ATTENTION: THIS WEB SITE HAS MOVED. The pages you are looking at are no longer being maintained. Please go to http://www.poly.edu/cis/ to visit the new site of the Department of Computer and Information Science at Polytechnic University.

Databases And Information Retrieval

(Profs. Delis, Hellerstein, Memon, Suel)

The fourth major research concentration in the department is concerned with the management, querying and analysis of large data sets, and includes the areas of database systems, data mining, information retrieval, and web search and exploration. Work is performed in several labs and research groups, with emphasis on algorithmic and architectural issues.

Client-Server Databases: Prof. Delis and his students in the Database Systems Lab are working on architectural and performance issues for client-server databases. Most modern databases are organized following variants of the Client-Server model, where a number of clients (e.g., PCs) interact with one or more servers that use database engines to retrieve data and serve it to the clients. Prof. Delis' work, supported by an NSF Career Award, focuses on performance issues in such architectures, where a naive implementation quickly leads to a performance bottleneck at the server. He has studied the scalability of the standard two-tier Client-Server model, and has proposed a three-tier model that employs a number of optimization techniques, including caching, prefetching, and client clustering, to scale to larger numbers of clients.

Query Processing and Optimization: Database systems have to be able to efficiently process highly complicated queries on large amounts of data. To achieve this, systems use a variety of techniques, such as highly optimized index structures for accessing the data, or query optimization for finding the best way to execute a query. Several faculty members are working on new techniques in this area, including index structures, cost estimation techniques, approximate query answers, and efficient operations in spatial databases. In particular, Prof. Delis has studied the performance characteristics of common index structures for disk- and memory-resident data, and the efficient implementation of temporal query operations. Prof. Hellerstein is working on new techniques for selectivity and cost estimation of database queries, and has worked on efficient coding schemes for parallel disk architectures (RAID) and methods for generating random range queries. Prof. Suel is working on problems in selectivity estimation, data partitioning, sampling and approximation techniques for query results, and query processing in spatial databases.

Intelligent Information Retrieval and Text Mining: Prof. Hellerstein is working on problems in intelligent information retrieval, such as learning to automatically categorize documents by topic, and learning to extract information from documents.

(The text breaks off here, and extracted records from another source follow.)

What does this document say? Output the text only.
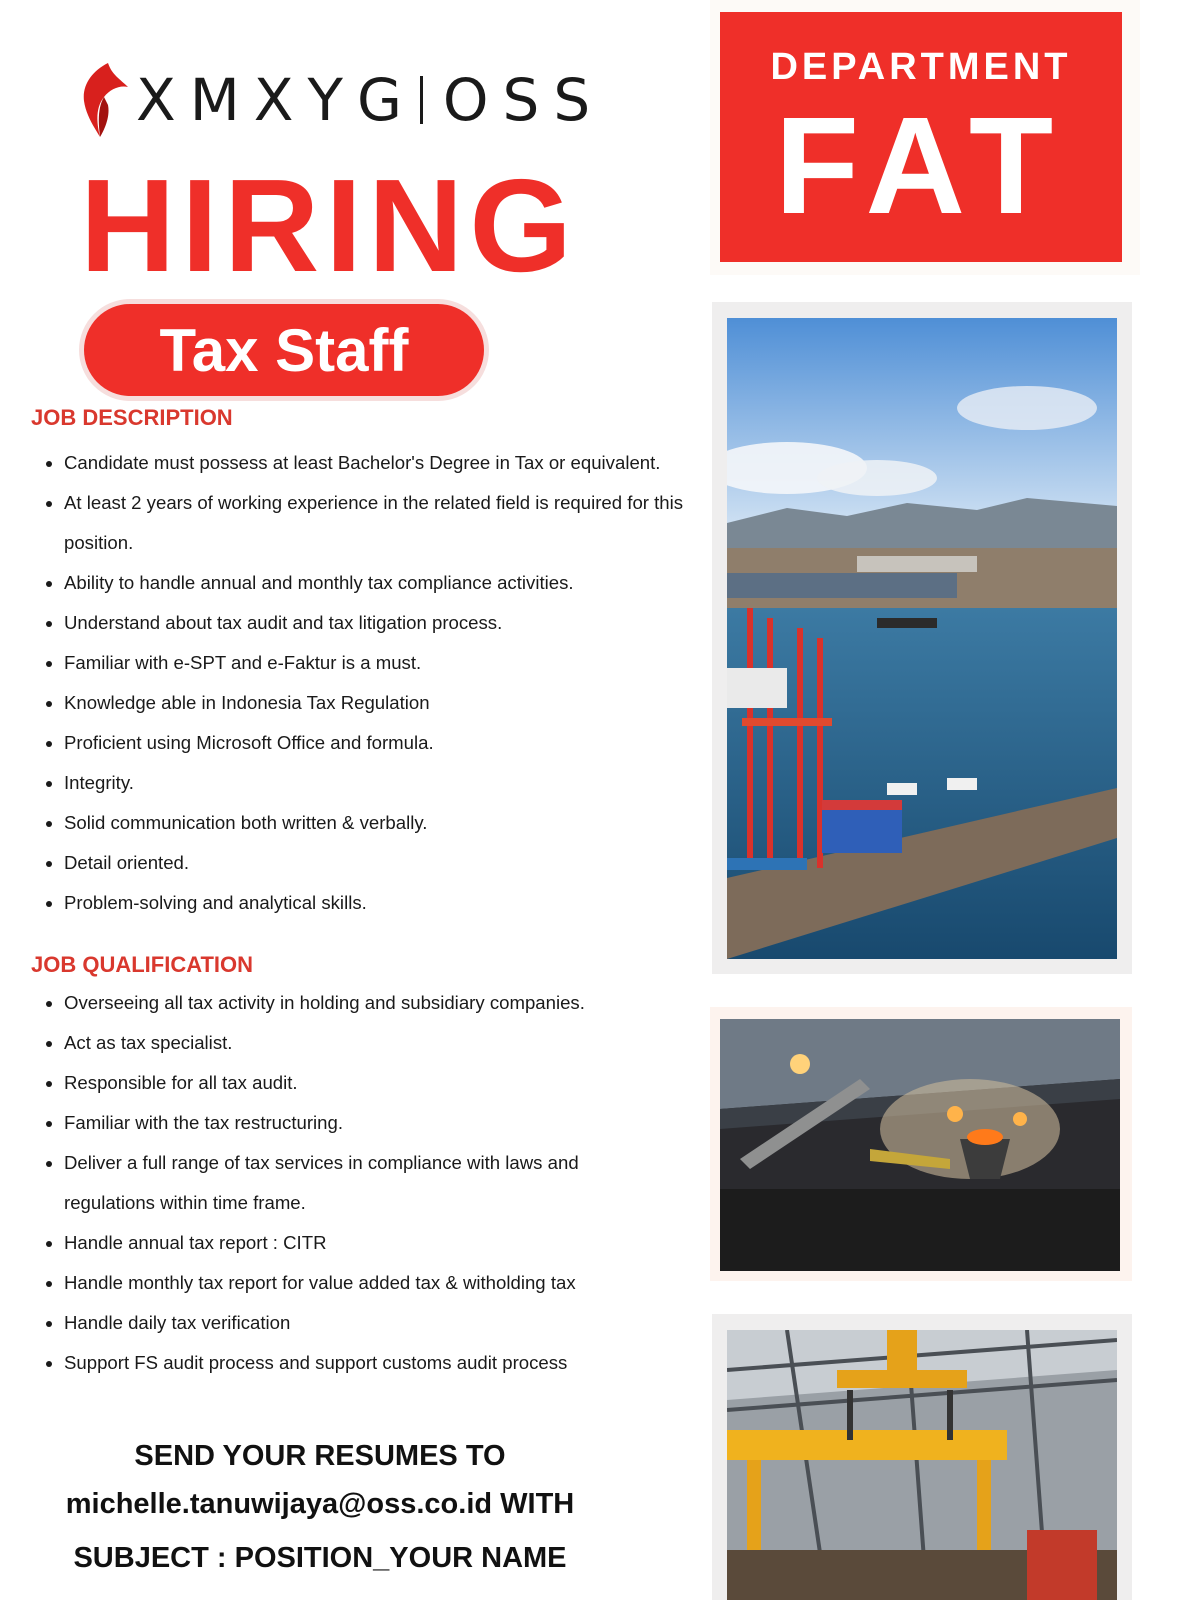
XMXYG OSS
HIRING
Tax Staff
DEPARTMENT
FAT
JOB DESCRIPTION
• Candidate must possess at least Bachelor's Degree in Tax or equivalent.
• At least 2 years of working experience in the related field is required for this position.
• Ability to handle annual and monthly tax compliance activities.
• Understand about tax audit and tax litigation process.
• Familiar with e-SPT and e-Faktur is a must.
• Knowledge able in Indonesia Tax Regulation
• Proficient using Microsoft Office and formula.
• Integrity.
• Solid communication both written & verbally.
• Detail oriented.
• Problem-solving and analytical skills.
JOB QUALIFICATION
• Overseeing all tax activity in holding and subsidiary companies.
• Act as tax specialist.
• Responsible for all tax audit.
• Familiar with the tax restructuring.
• Deliver a full range of tax services in compliance with laws and regulations within time frame.
• Handle annual tax report : CITR
• Handle monthly tax report for value added tax & witholding tax
• Handle daily tax verification
• Support FS audit process and support customs audit process
SEND YOUR RESUMES TO
michelle.tanuwijaya@oss.co.id WITH
SUBJECT : POSITION_YOUR NAME
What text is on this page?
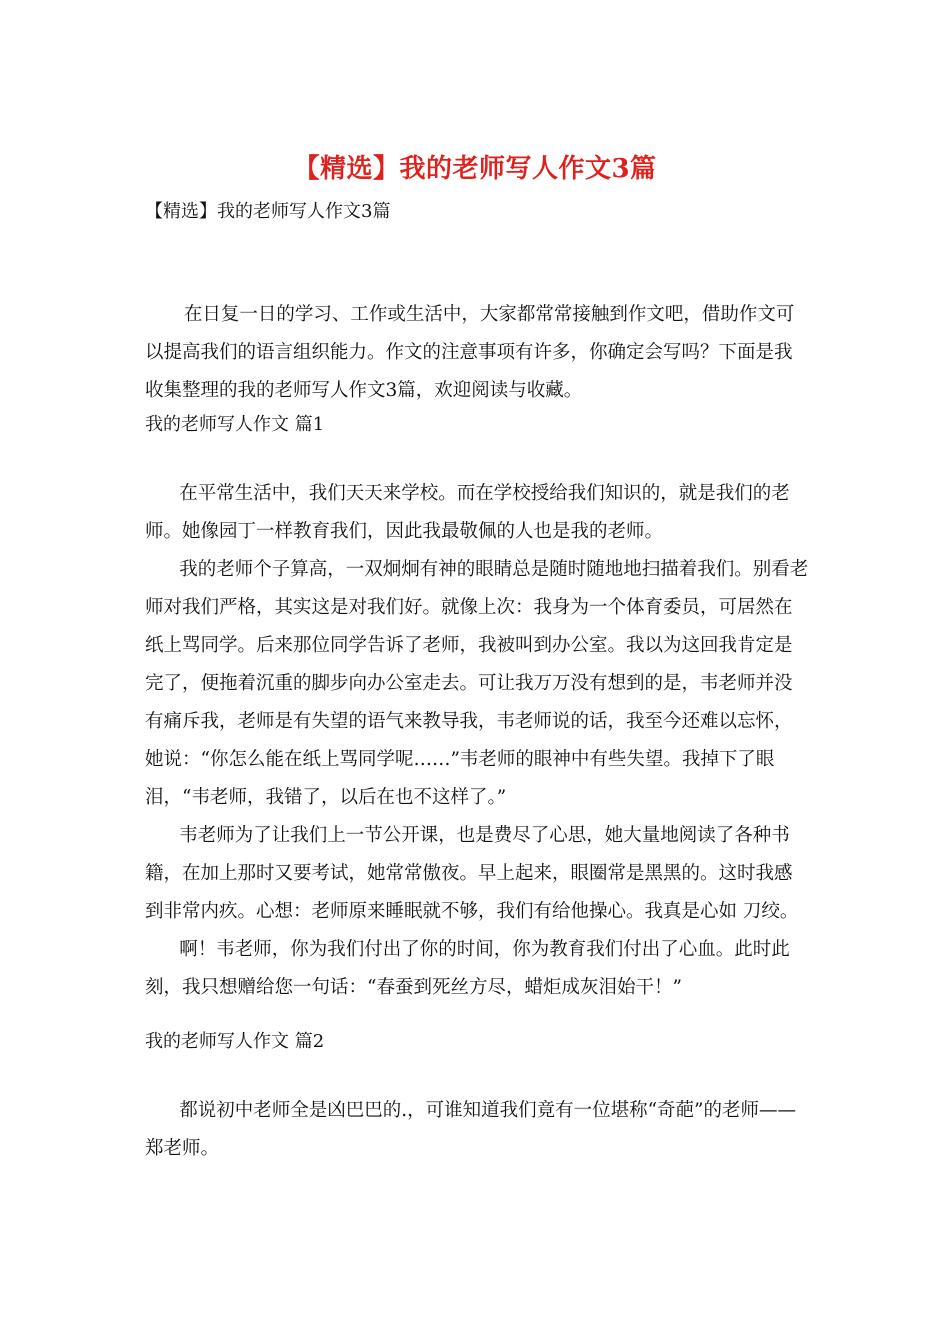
【精选】我的老师写人作文3篇
【精选】我的老师写人作文3篇

在日复一日的学习、工作或生活中，大家都常常接触到作文吧，借助作文可以提高我们的语言组织能力。作文的注意事项有许多，你确定会写吗？下面是我收集整理的我的老师写人作文3篇，欢迎阅读与收藏。

我的老师写人作文 篇1

在平常生活中，我们天天来学校。而在学校授给我们知识的，就是我们的老师。她像园丁一样教育我们，因此我最敬佩的人也是我的老师。

我的老师个子算高，一双炯炯有神的眼睛总是随时随地地扫描着我们。别看老师对我们严格，其实这是对我们好。就像上次：我身为一个体育委员，可居然在纸上骂同学。后来那位同学告诉了老师，我被叫到办公室。我以为这回我肯定是完了，便拖着沉重的脚步向办公室走去。可让我万万没有想到的是，韦老师并没有痛斥我，老师是有失望的语气来教导我，韦老师说的话，我至今还难以忘怀，她说：“你怎么能在纸上骂同学呢……”韦老师的眼神中有些失望。我掉下了眼泪，“韦老师，我错了，以后在也不这样了。”

韦老师为了让我们上一节公开课，也是费尽了心思，她大量地阅读了各种书籍，在加上那时又要考试，她常常傲夜。早上起来，眼圈常是黑黑的。这时我感到非常内疚。心想：老师原来睡眠就不够，我们有给他操心。我真是心如 刀绞。

啊！韦老师，你为我们付出了你的时间，你为教育我们付出了心血。此时此刻，我只想赠给您一句话：“春蚕到死丝方尽，蜡炬成灰泪始干！”

我的老师写人作文 篇2

都说初中老师全是凶巴巴的.，可谁知道我们竟有一位堪称“奇葩”的老师——郑老师。
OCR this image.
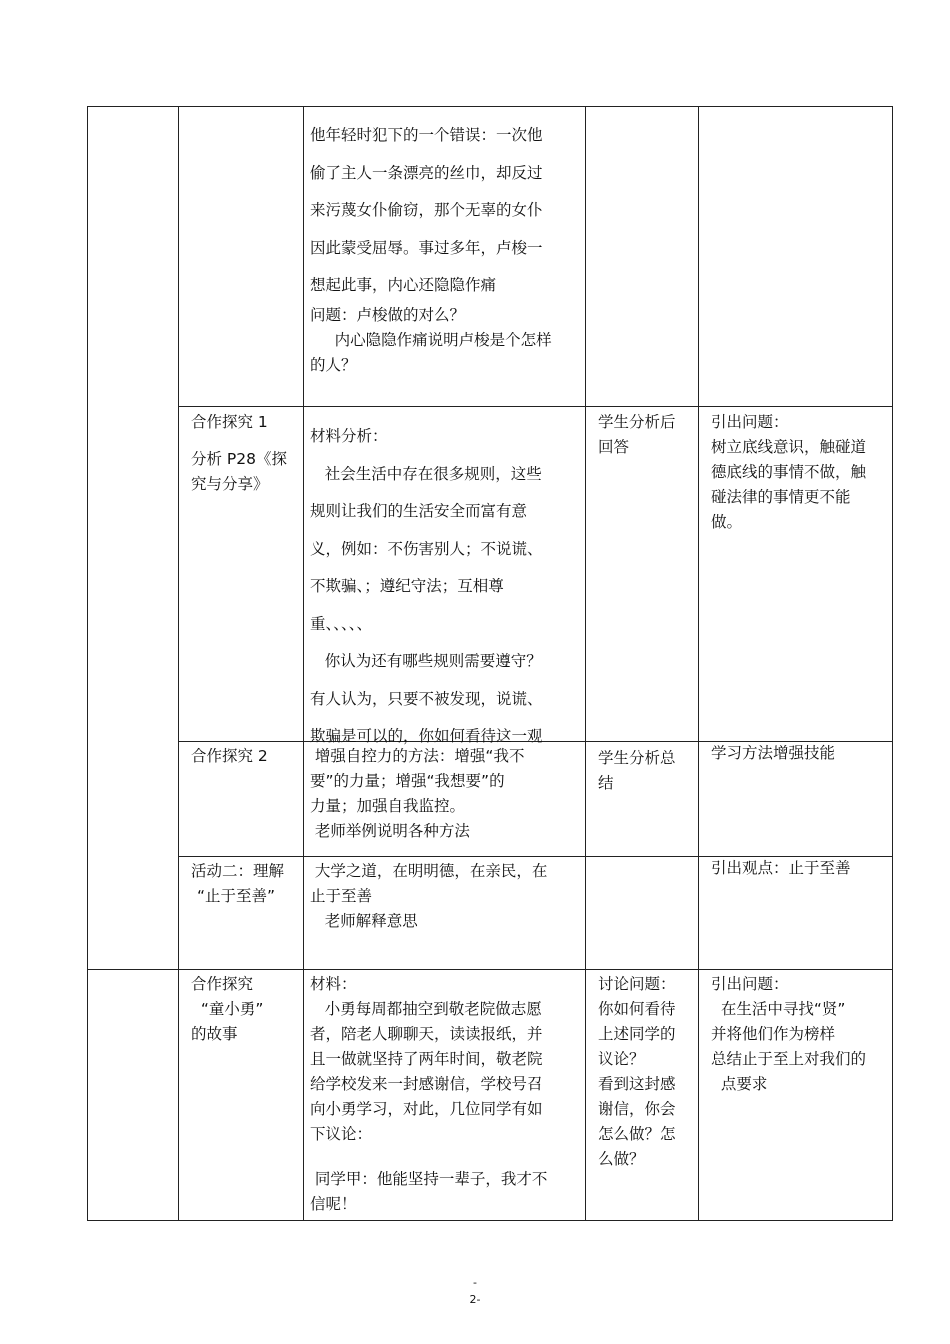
他年轻时犯下的一个错误：一次他
偷了主人一条漂亮的丝巾，却反过
来污蔑女仆偷窃，那个无辜的女仆
因此蒙受屈辱。事过多年，卢梭一
想起此事，内心还隐隐作痛
问题：卢梭做的对么？
内心隐隐作痛说明卢梭是个怎样
的人？
合作探究 1
分析 P28《探
究与分享》
材料分析：
社会生活中存在很多规则，这些
规则让我们的生活安全而富有意
义，例如：不伤害别人；不说谎、
不欺骗、；遵纪守法；互相尊
重、、、、、
你认为还有哪些规则需要遵守？
有人认为，只要不被发现，说谎、
欺骗是可以的，你如何看待这一观
学生分析后
回答
引出问题：
树立底线意识，触碰道
德底线的事情不做，触
碰法律的事情更不能
做。
合作探究 2	增强自控力的方法：增强“我不
要”的力量；增强“我想要”的
力量；加强自我监控。
老师举例说明各种方法
学生分析总
结
学习方法增强技能
活动二：理解
“止于至善”
大学之道，在明明德，在亲民，在
止于至善
老师解释意思
引出观点：止于至善
合作探究
“童小勇”
的故事
材料：
小勇每周都抽空到敬老院做志愿
者，陪老人聊聊天，读读报纸，并
且一做就坚持了两年时间，敬老院
给学校发来一封感谢信，学校号召
向小勇学习，对此，几位同学有如
下议论：
同学甲：他能坚持一辈子，我才不
信呢！
讨论问题：
你如何看待
上述同学的
议论？
看到这封感
谢信，你会
怎么做？怎
么做？
引出问题：
在生活中寻找“贤”
并将他们作为榜样
总结止于至上对我们的
点要求
-
2-
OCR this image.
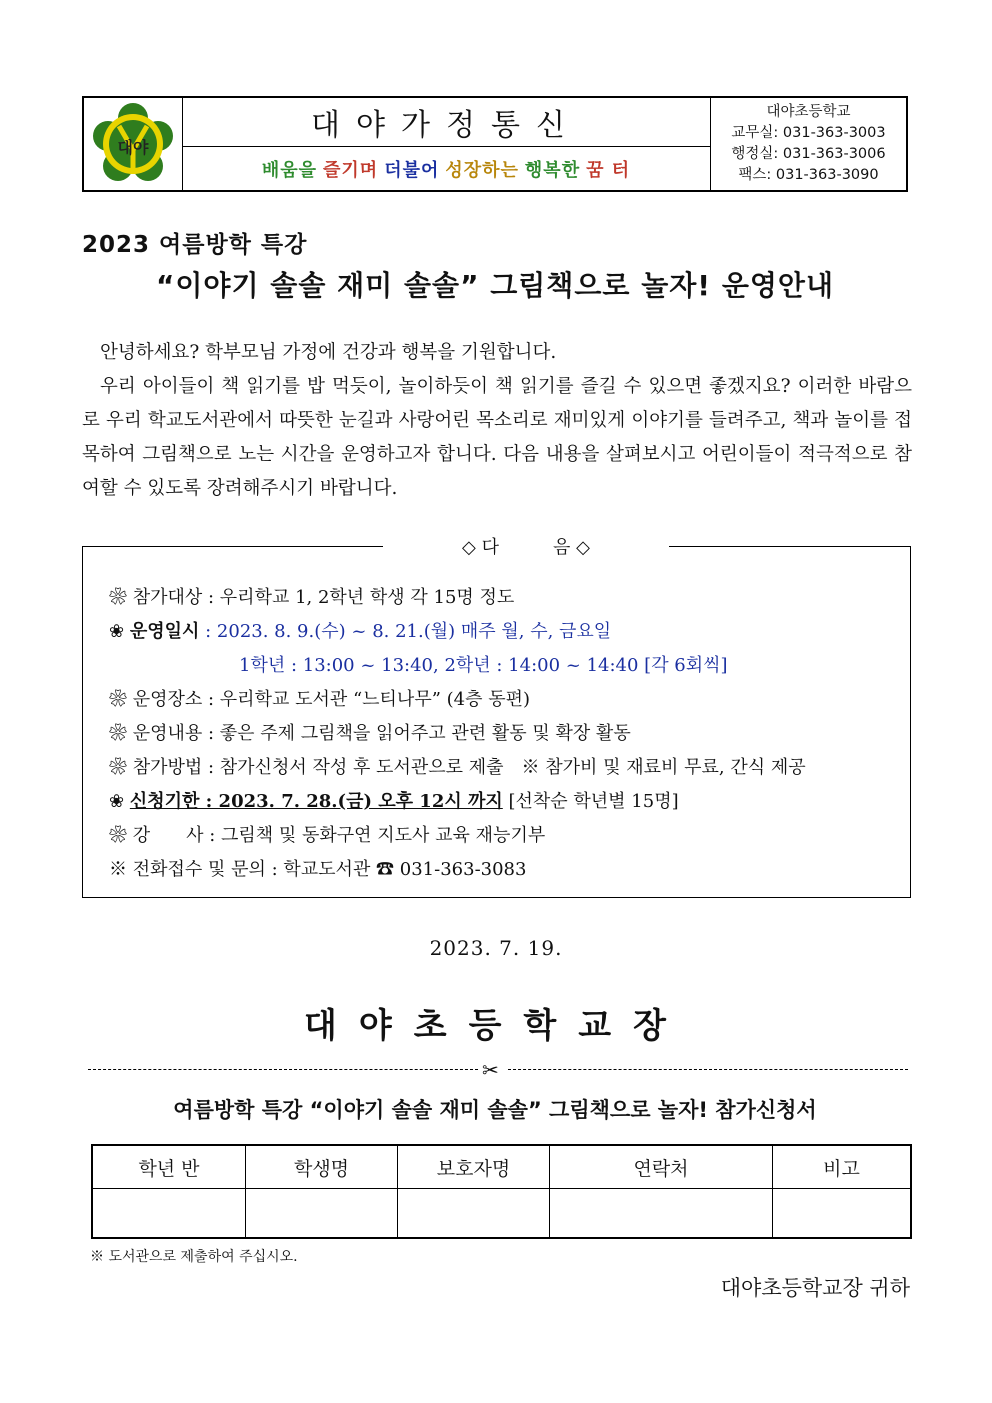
대야
대야가정통신
배움을 즐기며 더불어 성장하는 행복한 꿈 터
대야초등학교
교무실: 031-363-3003
행정실: 031-363-3006
팩스: 031-363-3090
2023 여름방학 특강
“이야기 솔솔 재미 솔솔” 그림책으로 놀자! 운영안내

안녕하세요? 학부모님 가정에 건강과 행복을 기원합니다.

우리 아이들이 책 읽기를 밥 먹듯이, 놀이하듯이 책 읽기를 즐길 수 있으면 좋겠지요? 이러한 바람으로 우리 학교도서관에서 따뜻한 눈길과 사랑어린 목소리로 재미있게 이야기를 들려주고, 책과 놀이를 접목하여 그림책으로 노는 시간을 운영하고자 합니다. 다음 내용을 살펴보시고 어린이들이 적극적으로 참여할 수 있도록 장려해주시기 바랍니다.

◇ 다　　　음 ◇
❀ 참가대상 : 우리학교 1, 2학년 학생 각 15명 정도
❀ 운영일시 : 2023. 8. 9.(수) ~ 8. 21.(월) 매주 월, 수, 금요일
1학년 : 13:00 ~ 13:40, 2학년 : 14:00 ~ 14:40 [각 6회씩]
❀ 운영장소 : 우리학교 도서관 “느티나무” (4층 동편)
❀ 운영내용 : 좋은 주제 그림책을 읽어주고 관련 활동 및 확장 활동
❀ 참가방법 : 참가신청서 작성 후 도서관으로 제출　※ 참가비 및 재료비 무료, 간식 제공
❀ 신청기한 : 2023. 7. 28.(금) 오후 12시 까지 [선착순 학년별 15명]
❀ 강　　사 : 그림책 및 동화구연 지도사 교육 재능기부
※ 전화접수 및 문의 : 학교도서관 ☎ 031-363-3083
2023. 7. 19.
대야초등학교장
✂
여름방학 특강 “이야기 솔솔 재미 솔솔” 그림책으로 놀자! 참가신청서
학년 반	학생명	보호자명	연락처	비고

※ 도서관으로 제출하여 주십시오.
대야초등학교장 귀하
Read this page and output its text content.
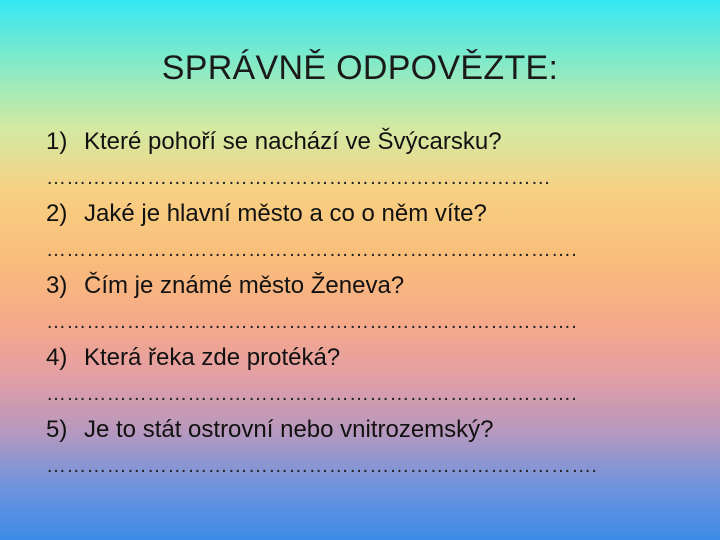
SPRÁVNĚ ODPOVĚZTE:
1) Které pohoří se nachází ve Švýcarsku?
…………………………………………………………………
2) Jaké je hlavní město a co o něm víte?
…………………………………………………………………….
3) Čím je známé město Ženeva?
…………………………………………………………………….
4) Která řeka zde protéká?
…………………………………………………………………….
5) Je to stát ostrovní nebo vnitrozemský?
……………………………………………………………………….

Her work in this area, supported by a grant from the National Science Foundation, focuses on learning-based approaches based on fundamental results from Computational Learning Theory. Prof. Hellerstein is also leading a reading group of faculty and students focusing on current developments in information retrieval and machine learning.

Web Search and Analysis: One of the most fundamental problems facing the World Wide Web is how to efficiently find the desired information among the more than one billion currently accessible web pages. A large amount of industrial and academic work over the last few years has focused on this problem, and powerful search engines (such as AltaVista and Google) have been built using massive amounts of hardware. However, the basic search problem is far from resolved, and new challenges arise constantly as the web evolves.

Prof. Suel and his students are working on techniques for improving the efficiency of web search. Besides improving the quality of the search results, it is also important to improve computing and storage efficiency in order to keep up with the growth of the web and allow a deployment on more modest hardware. Closely related problems of interest are those of exploring or analyzing the structure and properties of the web and of efficiently storing and archiving the content of the web. Search engines need to be able to store massive amounts of encountered pages, and many techniques used by current search engines to rank results are based on analyzing and exploiting the hyperlink structure of the web.

Prof. Suel's research in this area, performed in the recently opened Web Exploration and Search Technology Lab (WestLab), looks at a number of problems in this context, ranging from system building to formal algorithm design and analysis, and includes the storage and compression of large web page collections, efficient data acquisition (crawling), analysis of the web graph and structure, and support for powerful query operations on web archives. Parts of this work are also performed in collaboration with Profs. Delis, Hellerstein, and Memon.